そう言って手渡されたのは二枚の紙だった。



「これは?」

「遊園地のチケット。バイト先でもらったんだけどさ、なかなか使う機会がなくってさー。だから、これであーちゃんと遊んできなよ」

「え、でも………良いのかよ?」

「うん」



宙は頷き、そして笑った。



「あーちゃんね、こっちに来てから凄く明るくなったんだ」

「茜が?」

「あの子、昔から人見知りが激しくてね。おまけにかなりのビビリ屋だったから、あまり親しい友達ってのがいなかったんだよ」



それに関しては、今までも何となくそんな感じはしていた。人の反応に人一倍驚いたり、警戒するような仕草は所々で見られていた。
それに本当に時々だが、稀に仲睦まじい人達を見て冷めたような、悲しそうな目をする時がある。あれも人見知りの内なのだろうか。

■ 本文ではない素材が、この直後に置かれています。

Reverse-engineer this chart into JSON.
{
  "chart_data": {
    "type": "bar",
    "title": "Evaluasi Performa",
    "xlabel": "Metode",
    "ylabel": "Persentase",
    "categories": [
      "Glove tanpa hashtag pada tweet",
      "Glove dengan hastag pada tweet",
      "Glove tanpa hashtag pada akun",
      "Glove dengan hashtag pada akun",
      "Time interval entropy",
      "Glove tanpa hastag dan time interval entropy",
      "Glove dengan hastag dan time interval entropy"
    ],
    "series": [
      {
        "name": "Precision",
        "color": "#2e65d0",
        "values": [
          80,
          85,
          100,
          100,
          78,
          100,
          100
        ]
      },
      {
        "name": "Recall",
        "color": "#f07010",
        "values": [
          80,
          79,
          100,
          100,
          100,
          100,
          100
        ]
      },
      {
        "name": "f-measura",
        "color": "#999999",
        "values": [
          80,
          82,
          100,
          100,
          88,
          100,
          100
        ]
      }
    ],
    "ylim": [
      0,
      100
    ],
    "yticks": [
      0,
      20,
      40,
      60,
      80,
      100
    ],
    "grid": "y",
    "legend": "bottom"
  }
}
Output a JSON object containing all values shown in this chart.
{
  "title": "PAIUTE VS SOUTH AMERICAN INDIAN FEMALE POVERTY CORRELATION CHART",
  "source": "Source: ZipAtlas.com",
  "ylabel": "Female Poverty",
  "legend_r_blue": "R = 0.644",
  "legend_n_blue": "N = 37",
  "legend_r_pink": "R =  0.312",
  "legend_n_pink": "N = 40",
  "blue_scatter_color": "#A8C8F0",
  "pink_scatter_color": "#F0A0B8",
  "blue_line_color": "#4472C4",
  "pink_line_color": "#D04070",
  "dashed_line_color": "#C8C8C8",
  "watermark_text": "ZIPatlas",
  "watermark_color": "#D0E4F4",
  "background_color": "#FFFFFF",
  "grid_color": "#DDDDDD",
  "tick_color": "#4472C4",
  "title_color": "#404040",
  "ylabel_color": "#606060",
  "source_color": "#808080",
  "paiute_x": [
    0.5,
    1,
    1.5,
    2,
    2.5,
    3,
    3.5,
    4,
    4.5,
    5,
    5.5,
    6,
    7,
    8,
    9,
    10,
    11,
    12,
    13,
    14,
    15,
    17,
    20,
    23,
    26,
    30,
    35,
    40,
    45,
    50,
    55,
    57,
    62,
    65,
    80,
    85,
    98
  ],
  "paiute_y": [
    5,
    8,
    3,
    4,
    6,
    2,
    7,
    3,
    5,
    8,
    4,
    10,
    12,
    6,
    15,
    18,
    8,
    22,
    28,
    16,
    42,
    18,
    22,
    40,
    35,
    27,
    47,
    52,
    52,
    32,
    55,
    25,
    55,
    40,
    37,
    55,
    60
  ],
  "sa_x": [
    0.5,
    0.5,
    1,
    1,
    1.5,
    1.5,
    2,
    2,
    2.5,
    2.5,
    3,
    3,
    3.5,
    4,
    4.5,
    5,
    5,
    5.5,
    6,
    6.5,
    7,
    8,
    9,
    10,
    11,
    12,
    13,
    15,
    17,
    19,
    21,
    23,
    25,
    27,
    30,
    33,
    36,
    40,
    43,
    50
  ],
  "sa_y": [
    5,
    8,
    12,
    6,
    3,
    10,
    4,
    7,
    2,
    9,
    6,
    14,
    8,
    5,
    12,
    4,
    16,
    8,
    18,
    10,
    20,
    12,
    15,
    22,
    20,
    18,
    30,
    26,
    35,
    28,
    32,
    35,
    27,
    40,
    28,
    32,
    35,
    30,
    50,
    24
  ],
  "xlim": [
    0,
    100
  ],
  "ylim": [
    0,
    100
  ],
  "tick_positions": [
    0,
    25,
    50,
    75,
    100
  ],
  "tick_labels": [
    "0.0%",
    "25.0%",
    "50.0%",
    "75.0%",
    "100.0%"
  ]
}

「友達も増えて、少しずつだけど人を信頼し始めてる。人を信じる事、愛する事を解り始めてるんだ」



これは身内だけでは出来ないこと、他者との関わりを持って初めて意味を知る事の出来る感情でもあると、宙は言う。



「詳しくはあたしからは言えないけど、あの子は人の絆ってのを信じていないんだ。でも君と一緒にいるようになって、西高の人達と関わるようになって変わってきている。だから、」

「人を信じられるように、俺に支えて欲しい?」



そう彼女の言葉を先に言えば、宙は「そゆこと」と苦笑した。



「ルークが何かお礼をしたいと考えているなら、あの子と………茜の側にいて見守ってあげて」

「わかった。それが、俺に出来ることなら」



ルークは一つ頷いてチケットを受け取った。それに宙は満足そうに笑ったのだった。